A FORMER prize-winning Vale farmer, now bankrupt and living on £53 a week benefit, faces a possible jail sentence and a life ban from keeping livestock.

Christopher Griffin, aged 53, of Nafford Lane, Birlingham, Pershore, pleaded guilty at Evesham on Tuesday to two charges of permitting cattle to suffer unnecessary distress between February 14 and April 20 last year, permitting a boar, sow and 14 piglets to suffer unnecessary distress on February 15, failing to provide a suitable diet for a sow so causing unnecessary suffering on February 15 and failing to provide a suitable diet for a Longhorn heifer between June 1 and 15.

The case was adjourned until November 30 for a pre-sentence report and Griffin was told by court chairman Gill Cartwright: "We consider the charges so serious we are going to ask for reports with all options open, including custody."

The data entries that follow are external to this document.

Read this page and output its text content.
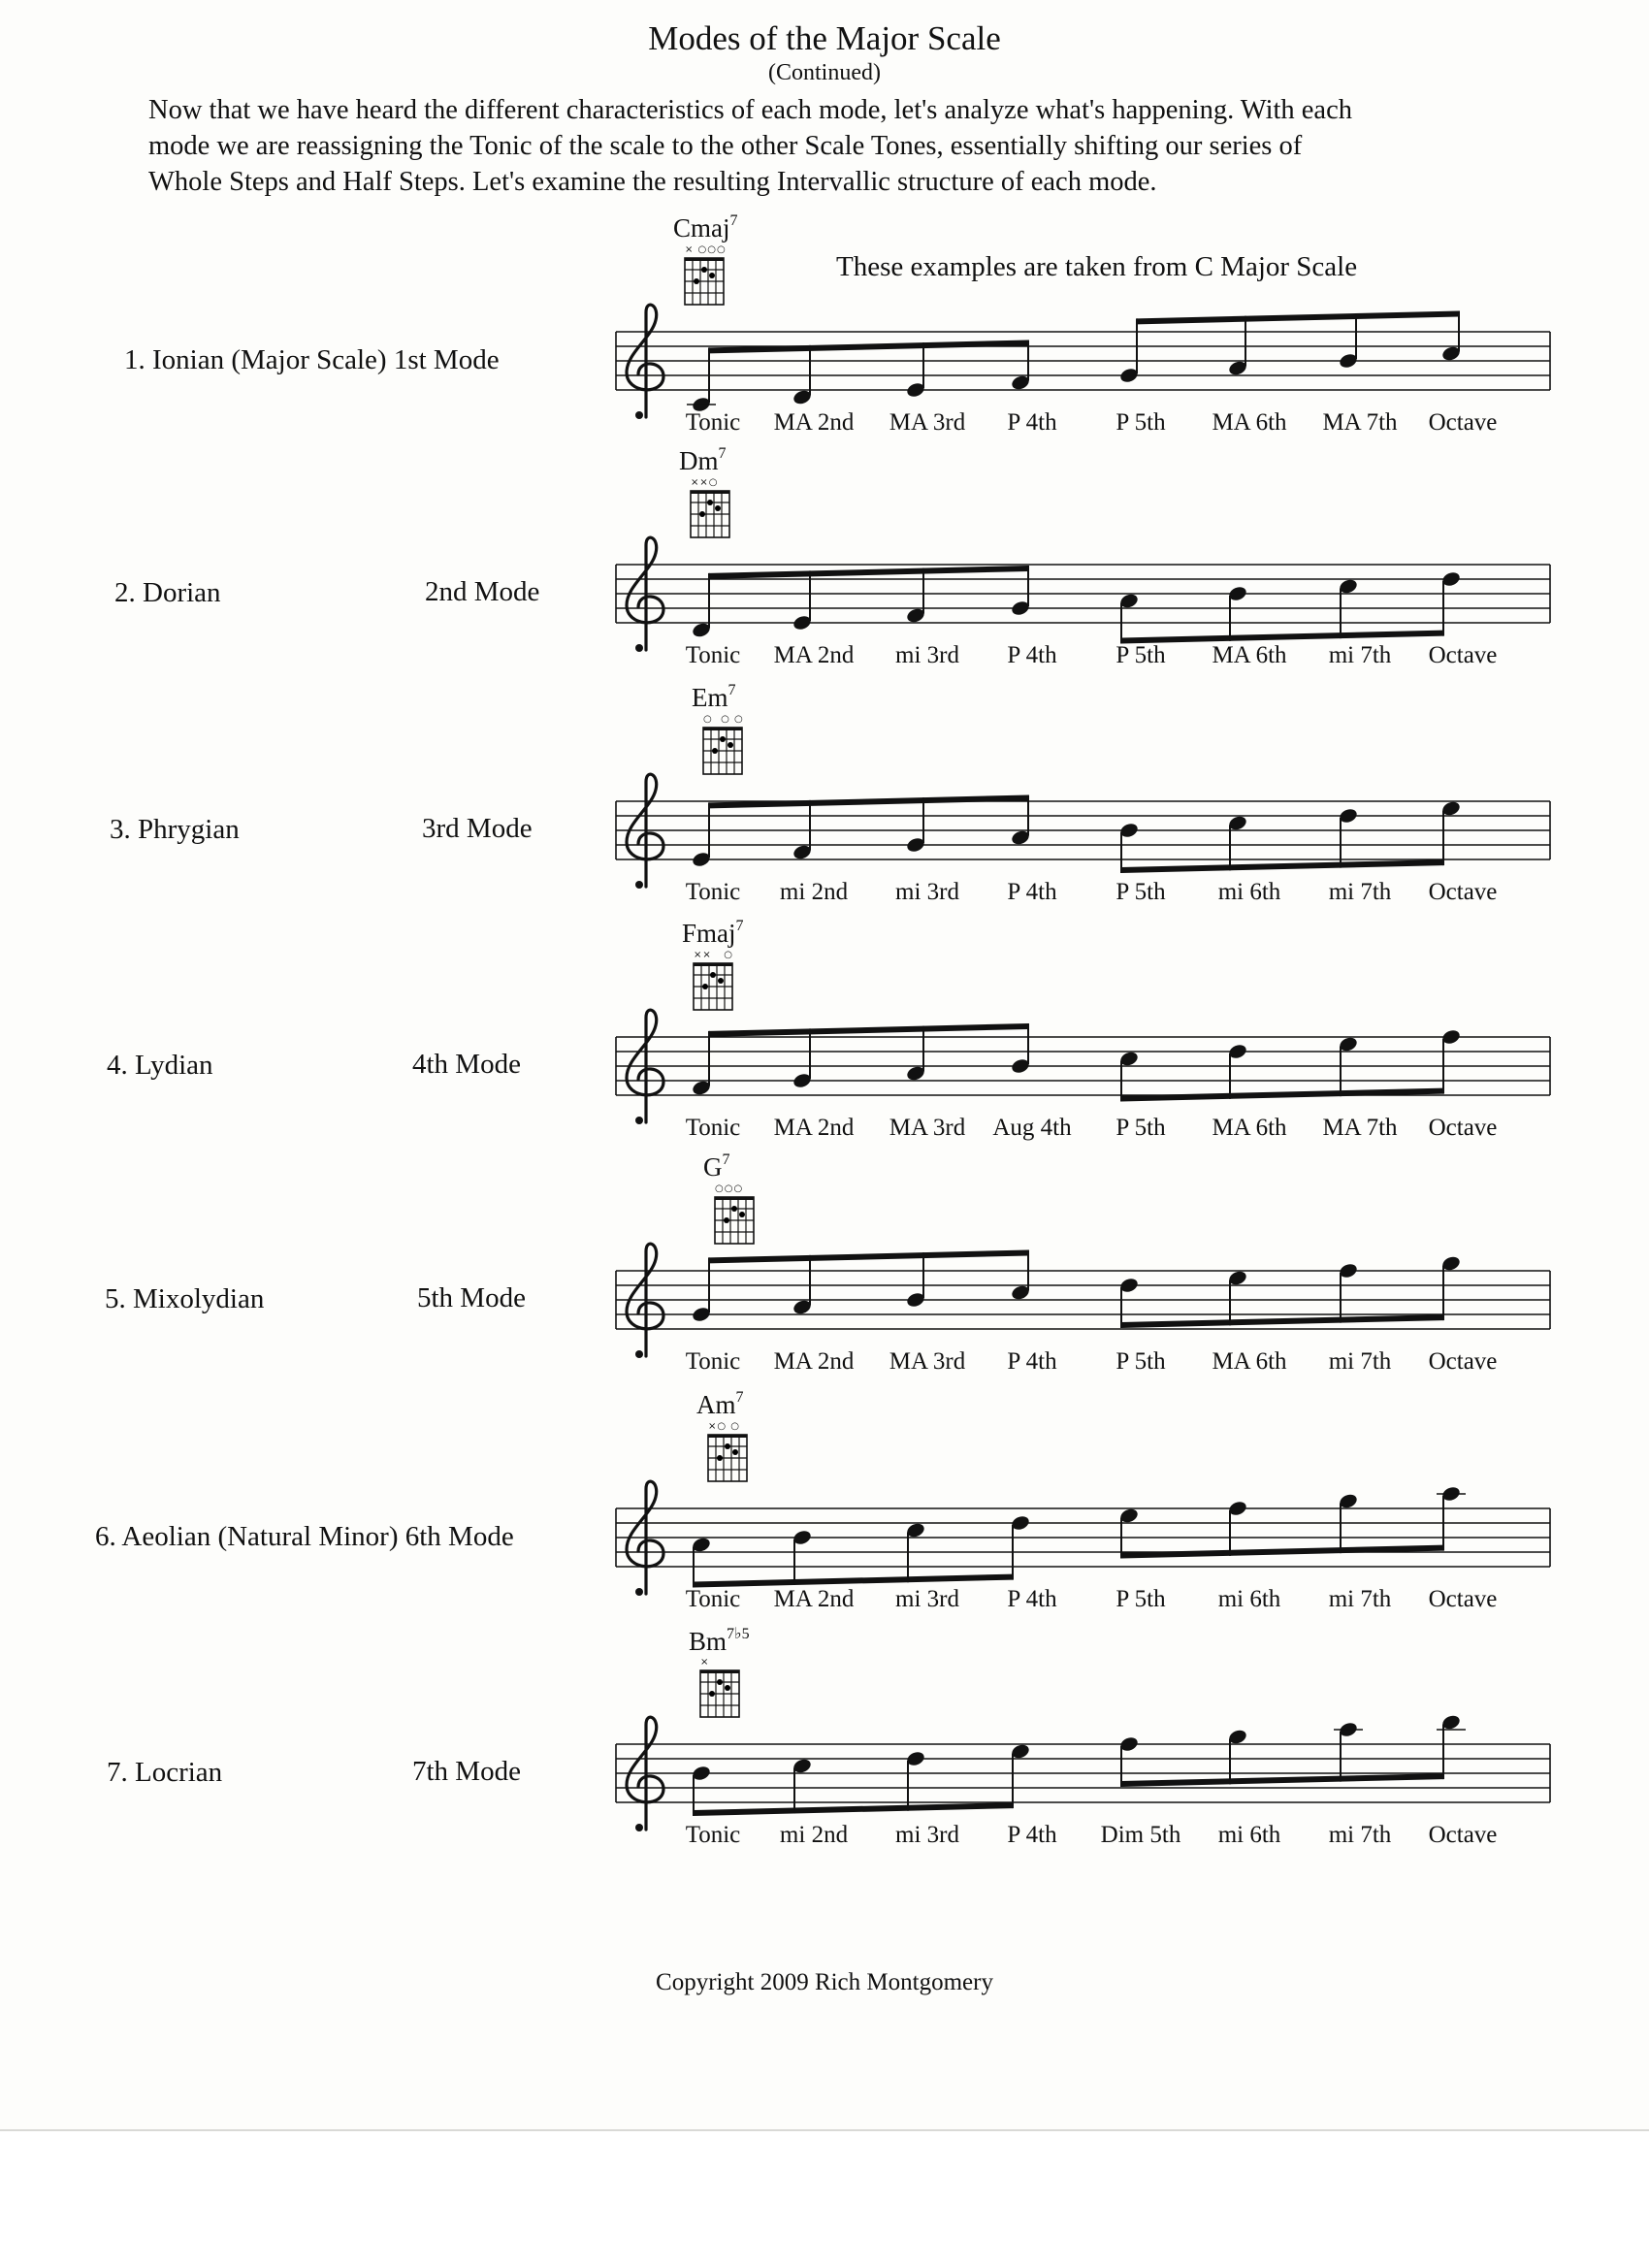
Modes of the Major Scale
(Continued)

Now that we have heard the different characteristics of each mode, let's analyze what's happening. With each
mode we are reassigning the Tonic of the scale to the other Scale Tones, essentially shifting our series of
Whole Steps and Half Steps. Let's examine the resulting Intervallic structure of each mode.

These examples are taken from C Major Scale
1. Ionian (Major Scale) 1st Mode
Cmaj$^7$
× ○○○
Tonic MA 2nd MA 3rd P 4th P 5th MA 6th MA 7th Octave
2. Dorian	2nd Mode
$Dm^7$
××○
Tonic MA 2nd mi 3rd P 4th P 5th MA 6th mi 7th Octave
3. Phrygian	3rd Mode
Em$^7$
○  ○ ○
Tonic mi 2nd mi 3rd P 4th P 5th mi 6th mi 7th Octave
4. Lydian	4th Mode
Fmaj$^7$
××   ○
Tonic MA 2nd MA 3rd Aug 4th P 5th MA 6th MA 7th Octave
5. Mixolydian	5th Mode
$G^7$
○○○
Tonic MA 2nd MA 3rd P 4th P 5th MA 6th mi 7th Octave
6. Aeolian (Natural Minor) 6th Mode
$Am^7$
×○ ○
Tonic MA 2nd mi 3rd P 4th P 5th mi 6th mi 7th Octave
7. Locrian	7th Mode
$Bm^{7♭5}$
×
Tonic mi 2nd mi 3rd P 4th Dim 5th mi 6th mi 7th Octave
Copyright 2009 Rich Montgomery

Paula Williamson, prosecuting for Worcestershire Trading Standards Service, asked for Griffin to be banned from keeping livestock and Jamie McCracken, counsel for Griffin, said he could not oppose it. Mrs Williamson said the charges related to the negligent manner in which he kept pigs and cattle and their inadequate living conditions.

Over a period of some weeks, she said, a county inspector and a vet on visits to the smallholding found pigs and cattle unacceptably thin and hungry, without proper bedding and in pools of slurry.

"A sow and a boar had to be destroyed on welfare grounds," she said. "Cattle were emaciated and living in wet and dirty conditions, well below legal minimum standards."

Mr McCracken said: "He has gone from a competent and prize-winning farmer to this," and explained: "It has been caused by a combination of economics, domestic problems and ill-health.

"Two things could and arguably should have happened. When it was clear he was not fit to look after the farm and he had no money to do it, the animals should have gone. Investigating officers should have looked at ways of helping him."